New Media, My Ass

Monday night I finish dinner, finish dishes, and start changing strings on some guitars when I decide I can take advantage of the moment to participate in so-called American Culture. So I turn on the television.

Jeopardy has been pre-empted by Monday Night FOOTBAAAAAAAALLL!! so I start clicking channels. There must be something on. I'm young, hip, down-wit-it, got-it-goin-on, privy to the isms 'n all dat: gotta be sumpin' out dere spekes to me, yo.

click. click. clickclickclick. click. click.

After a couple dozen channels of neatly-coifed talking heads, children "making over" homes, mutton-chopped chopper builders, scowling fictional police detectives, sitcom re-runs I wouldn't watch the first time, bad anime, skimpy-jiggly hip-hop grrls, worst 40s, top 10s, and laser-scoured lipo-sucked barbie-and-ken co-hosts, my channel surfing suddenly stops on...

C-SPAN. Where Ana Marie Cox is participating in a Newseum panel discussion with Steve Luxenberg, Joe Queenan, Jon Lieberman, and other Big-Headed Titans of Traditional Journalism about the blurring between news, journalism, partisanship, and commentary. Apparently, there's a phenomena called "blogging" which might be somehow related. It was hard to tell from the quality of the talk.

Now, I have to admit: my interest in the Wonkette site is purely schadenfreudeial. Being a West Coast boy, I tend to view Washington DC, New York, Boston, and the "East Coast" as a largely fictional dystopian locale which is only relevant in my life as a setting for some one-hour police dramas. Briefly, it's noisy, crowded, polluted, cold, broken-down, tiny, and full of itself—and that makes it ripe for mocking. Ana does a good job sometimes.

And that last quality—being full of itself—was on strident display amongst the hoity-toity "real" journalists on the panel holding up the Washington Post and the New York Times as some sort of paragons of truth, justice, and family ownership. These folks are complimenting the wonderful, rustic, primitive quality of local papers out of one side of their mouths while the other side rambles on about how all papers but theirs are awful. One even made a veiled threat against bloggers which had me laughing so hard the cats got upset with me. And I'm not one who has a high opinion of blogs.

Only one question from the audience got me thinking—and, of course, none of the panelists actually addressed it. A man asked something along the lines of "Do you think there's a geographic disparity in the news media, where some areas of the country more easily receive certain sources and types of information, and others don't? Will the Internet fix that?"

The panelists basically said "Well, the New York Times has a national edition which accounts for almost 40 percent of its subscribers!" Point being: full-of-itself East Coast media is a beacon in the Western darkness.

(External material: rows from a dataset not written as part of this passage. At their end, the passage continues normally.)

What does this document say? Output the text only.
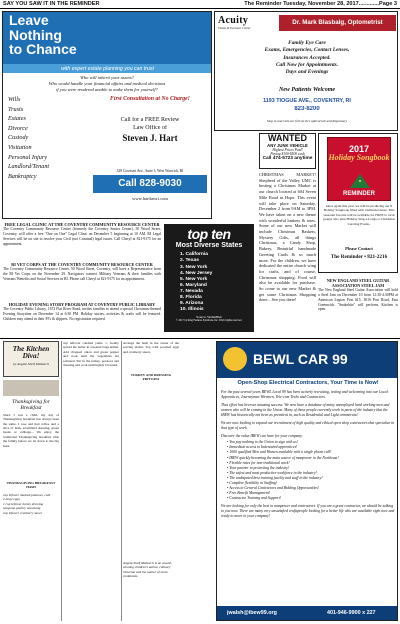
SAY YOU SAW IT IN THE REMINDER	The Reminder Tuesday, November 28, 2017.............Page 3
Leave
Nothing
to Chance
with expert estate planning you can trust
Who will inherit your assets?
Who would handle your financial affairs and medical decisions
if you were rendered unable to make them for yourself?
Wills
Trusts
Estates
Divorce
Custody
Visitation
Personal Injury
Landlord/Tenant
Bankruptcy
First Consultation at No Charge!
Call for a FREE Review
Law Office of
Steven J. Hart
328 Cowesett Ave., Suite 3, West Warwick, RI
Call 828-9030
www.hartlawri.com
Acuity
Vision & Eyewear Center
Dr. Mark Blasbalg, Optometrist
Family Eye Care
Exams, Emergencies, Contact Lenses,
Insurances Accepted.
Call Now for Appointments.
Days and Evenings
New Patients Welcome
1193 TIOGUE AVE., COVENTRY, RI
823-8200
Stop in and visit our full service optical lab and dispensary
WANTED
ANY JUNK VEHICLE
Highest Prices Paid!
Paying $100-$500 cash
Call 474-5723 anytime
2017
Holiday Songbook
REMINDER
Once again this year, we will be producing our 8 Holiday Songbook filled with traditional tunes. This seasonal favorite will be available for FREE to local groups who plan Holiday Sing-a-Longs or Christmas Caroling Events.
Please Contact
The Reminder • 821-2216
CHRISTMAS MARKET! Shepherd of the Valley UMC is hosting a Christmas Market at our church located at 604 Seven Mile Road in Hope. This event will take place on Saturday, December 2 from 9AM to 3PM. We have taken on a new theme with wonderful baskets & totes. Some of our new Market will include Christmas Baskets, Mystery Gifts, all things Christmas, a Candy Shop, Bakery, Beautiful handmade Greeting Cards & so much more. For the children, we have dedicated the entire church wing for crafts, and of course, Christmas shopping. Food will also be available for purchase. So come to our new Market & get some Christmas Shopping done... See you there!
top ten
Most Diverse States
1. California
2. Texas
3. New York
4. New Jersey
5. New York
6. Maryland
7. Nevada
8. Florida
9. Arizona
10. Illinois
Source: WalletHub
© 2017 by King Features Syndicate, Inc. World rights reserved.
FREE LEGAL CLINIC AT THE COVENTRY COMMUNITY RESOURCE CENTER
The Coventry Community Resource Center (formerly the Coventry Senior Center), 50 Wood Street, Coventry, will offer a free "One on One" Legal Clinic on December 5 beginning at 10 AM. RI Legal Services will be on site to resolve your Civil (not Criminal) legal issues. Call Cheryl at 821-9175 for an appointment.
RI VET CORPS AT THE COVENTRY COMMUNITY RESOURCE CENTER
The Coventry Community Resource Center, 50 Wood Street, Coventry, will have a Representative from the RI Vet Corps on the November 29. Navigators connect Military Veterans & their families with Veterans' Benefits and Social Services in RI. Please call Cheryl at 821-9175 for an appointment.
HOLIDAY EVENING STORY PROGRAM AT COVENTRY PUBLIC LIBRARY
The Coventry Public Library, 1672 Flat River Road, invites families to attend a special Christmas-themed Evening Storytime on December 14 at 6:30 PM. Holiday stories, activities & crafts will be featured. Children may attend in their PJ's & slippers. No registration required.
NEW ENGLAND STEEL GUITAR ASSOCIATION STEEL JAM
The New England Steel Guitar Association will hold a Steel Jam on December 10 from 12:30-4:30PM at American Legion Post #15, 3016 Post Road, East Greenwich. "Snakebite" will perform. Kitchen is open.
The Kitchen Diva!
by Angela Shelf Medearis
Thanksgiving for Breakfast
Since I was a child, my day of Thanksgiving breakfast has always been the same. I rose and had coffee and a slice of ham, scrambled dressing, green beans or cabbage... We enjoy the traditional Thanksgiving breakfast with the family before we sit down to the big feast.
THANKSGIVING BREAKFAST HASH
cup leftover mashed potatoes, cold
2 large eggs
1 cup leftover turkey dressing
teaspoon poultry seasoning
cup leftover cranberry sauce
cup leftover candied yams. 1. Gently spread the butter in a heated large skillet. Add chopped onion and green pepper and cook until the vegetables are softened. Stir in the turkey, potatoes and dressing and cook until lightly browned.
Arrange the hash in the center of the serving platter. Top with poached eggs and cranberry sauce.
TURKEY AND DRESSING FRITTATA
Angela Shelf Medearis is an award-winning children's author, culinary historian and the author of seven cookbooks.
BEWL CAR 99
Open-Shop Electrical Contractors, Your Time is Now!
For the past several years BEWL Local 99 has been actively recruiting, testing and welcoming into our Local: Apprentices, Journeymen Wiremen, Tele-com Techs and Contractors.
That effort has been an amazing success. We now have a database of many unemployed hard working men and women who will be coming in the Union. Many of these people currently work in parts of the industry that the IBEW has historically not been as prevalent in, such as Residential and Light commercial.
We are now looking to expand our recruitment of high quality and ethical open shop contractors that specialize in that type of work.
Discover the value IBEW can have for your company:
• You pay nothing to the Union to sign with us!
• Immediate access to Indentured apprentices!
• 1000 qualified Men and Women available with a single phone call!
• IBEW quickly becoming the main source of manpower in the Northeast!
• Flexible rates for non-traditional work!
• Your partner in protecting the industry!
• The safest and most productive workforce in the industry!
• The undisputed best training facility and staff in the industry!
• Complete flexibility in Staffing!
• Access to General Contractors and Bidding Opportunities!
• Free Benefit Management!
• Contractor Training and Support!
We are looking for only the best in manpower and contractors. If you are a great contractor, we should be talking to you now. There are many very unsatisfied craftspeople looking for a better life who are available right now and ready to move to your company!
jwalsh@ibew99.org	401-946-9900 x 227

To my way of thinking—well outside the Beltway and nowhere near the East Coast—that totally misses the point. East Coast publications or national editions thereof are about as significant as the weather reports for northern Romania. They generally do not cover issues, topics, or material outside of their swelled-head, myopic, states-the-size-of-counties world view, and—on the few occasions they do so—they're often so wildly naïve that the stories count as humor pieces.

So you know what? Screw you. The West can be as uppity as anyone else, and we probably drive faster and shoot better, so be careful when you start your car in the morning.